If aliens are able to monitor us from outer space, they must be disgusted with the behaviour of this strange creature that inhabits planet Earth. Why, they must be asking themselves, are the majority of these creatures so intent on destroying the planet that they are living on? Why, they must puzzle, when there is abundant food to feed our population, with no need to resort to killing and suffering, do so many of us choose to abuse and exploit other creatures, innocent animals? They must have a very low opinion of “humankind”. If aliens had the power over us that we have over the (non-human) animals with whom we share this planet, would they have the right to abuse and exploit us for their food, clothing and research?
A sobering look at rape
A recent column by Joanna Blythman both depressed and inspired me (Rape is a feminist issue ... but booze blurs the argument, Opinion, April 18). As a mother of four, boys and girls, I think the real issue is about young people, of both sexes, taking ownership of their sexual behaviour and conduct.
Some years ago my son was charged with rape following a brief sexual encounter with a girl he met one night. The case against my son was thrown out and never even reached the pre-trial stage, but he suffered such shame and stigma I feared he would never recover. Central to this devastating circumstance was a young woman who could not or would not take responsibility for her own sexual behaviour, and Ms Blythman’s article is heartening because it attempts to grapple with these complex issues of conduct and personal responsibility.
I believe that in the cold and sober light of dawn there are many men and women who subsequently regret sexual encounters and there is a real danger that regret and embarrassment about alcohol-induced sex acts can lead to misleading claims of rape.
Many feminists hold that false rape claims are a myth and I agree that few women would deliberately and knowingly falsify evidence to get a man charged. However, given social attitudes to sexual behaviour there are consequences for many young women (and some young men) if they arrive home in the early hours, still half inebriated and in a dishevelled state, to anxious parents who quite rightly may demand an explanation as to their whereabouts and conduct.

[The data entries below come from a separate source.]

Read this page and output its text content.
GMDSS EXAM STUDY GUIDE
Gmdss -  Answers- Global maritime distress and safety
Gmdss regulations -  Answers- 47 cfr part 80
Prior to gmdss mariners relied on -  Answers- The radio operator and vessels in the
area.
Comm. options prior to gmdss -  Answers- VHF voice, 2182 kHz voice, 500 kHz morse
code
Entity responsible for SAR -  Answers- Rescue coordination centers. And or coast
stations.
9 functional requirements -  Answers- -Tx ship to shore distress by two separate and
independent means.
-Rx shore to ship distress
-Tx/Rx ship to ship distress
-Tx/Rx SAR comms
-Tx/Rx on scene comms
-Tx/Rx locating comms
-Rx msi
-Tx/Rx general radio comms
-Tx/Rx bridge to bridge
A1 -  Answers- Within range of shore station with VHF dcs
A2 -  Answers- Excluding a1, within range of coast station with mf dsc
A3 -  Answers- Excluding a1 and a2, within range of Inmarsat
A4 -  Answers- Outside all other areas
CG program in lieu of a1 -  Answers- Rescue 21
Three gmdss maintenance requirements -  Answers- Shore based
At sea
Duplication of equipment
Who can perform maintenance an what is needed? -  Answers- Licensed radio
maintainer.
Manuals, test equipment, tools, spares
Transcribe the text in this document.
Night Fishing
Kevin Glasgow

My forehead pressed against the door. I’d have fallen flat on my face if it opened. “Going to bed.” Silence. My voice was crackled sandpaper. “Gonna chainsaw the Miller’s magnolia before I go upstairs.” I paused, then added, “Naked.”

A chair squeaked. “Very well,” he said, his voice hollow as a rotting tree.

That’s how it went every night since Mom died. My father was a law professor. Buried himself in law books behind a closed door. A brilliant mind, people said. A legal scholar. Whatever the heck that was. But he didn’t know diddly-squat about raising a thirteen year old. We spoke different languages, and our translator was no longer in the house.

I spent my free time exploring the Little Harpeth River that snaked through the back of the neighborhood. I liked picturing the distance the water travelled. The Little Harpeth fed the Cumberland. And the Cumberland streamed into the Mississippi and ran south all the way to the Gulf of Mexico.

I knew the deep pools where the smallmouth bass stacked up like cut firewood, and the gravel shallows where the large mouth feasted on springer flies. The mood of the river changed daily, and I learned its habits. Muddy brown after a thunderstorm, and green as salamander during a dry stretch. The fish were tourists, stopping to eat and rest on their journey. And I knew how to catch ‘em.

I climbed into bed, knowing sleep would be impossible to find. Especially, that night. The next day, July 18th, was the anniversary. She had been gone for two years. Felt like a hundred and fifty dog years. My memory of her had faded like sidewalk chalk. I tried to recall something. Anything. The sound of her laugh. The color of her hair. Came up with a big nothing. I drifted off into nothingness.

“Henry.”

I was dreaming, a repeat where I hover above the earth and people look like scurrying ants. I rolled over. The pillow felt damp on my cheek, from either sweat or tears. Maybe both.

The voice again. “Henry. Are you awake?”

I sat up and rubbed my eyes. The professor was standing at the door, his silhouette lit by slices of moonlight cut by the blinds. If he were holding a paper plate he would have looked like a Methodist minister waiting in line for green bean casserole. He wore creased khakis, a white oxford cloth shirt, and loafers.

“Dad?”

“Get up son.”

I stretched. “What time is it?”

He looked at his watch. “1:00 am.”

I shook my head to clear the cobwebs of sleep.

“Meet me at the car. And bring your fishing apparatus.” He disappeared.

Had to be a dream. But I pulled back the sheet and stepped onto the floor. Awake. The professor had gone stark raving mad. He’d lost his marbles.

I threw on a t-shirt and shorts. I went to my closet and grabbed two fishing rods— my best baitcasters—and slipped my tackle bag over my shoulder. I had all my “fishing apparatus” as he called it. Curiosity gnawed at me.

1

Even today, few girls would come home from a night out and feel it acceptable to tell mum and dad they were having sex in the park with a guy they just met. At this point, personal responsibility comes into play and whether you are male or female, and the way you choose to dress, is irrelevant. The issue is about making decisions and choices you can live with tomorrow and if you can’t and you end up regretting those decisions then that’s a lesson in life about self-knowledge, self-control and boundaries. In a mature, enlightened society you can’t duck these issues by hiding behind your gender or your alcohol habit.
Name and address withheld
Two heads are better than one
Each of your socio-politico-economic scribes gave very full and interesting slants on the crisis facing Britain (Opinion, May 2). It became clear during the election campaign that not one of the unionist leaders is suited to leading the government, as Gordon Brown, David Cameron and Nick Clegg failed to clearly and openly state the severe steps that must be taken to rectify our economy. The appeared to be solely interested in achieving power.
In his essay, The TV Election, Pat Kane correctly higlighted the importance of the Brown-Duffy confrontation; Gillian Duffy was more upset by being called “that woman” than being called a “bigot”, for it showed the contempt Mr Brown felt for Mrs Duffy, conveniently ignoring the important problem of uncontrolled and illegal immigration which she identified. Nevertheless, Muriel Gray considered Mr Brown to be the most experienced candidate but how is she able to state that he is also by far the most intelligent? On the evidence, the old adage that “two sheeps’ heads are better than one” appears to be the only solution resulting from this election.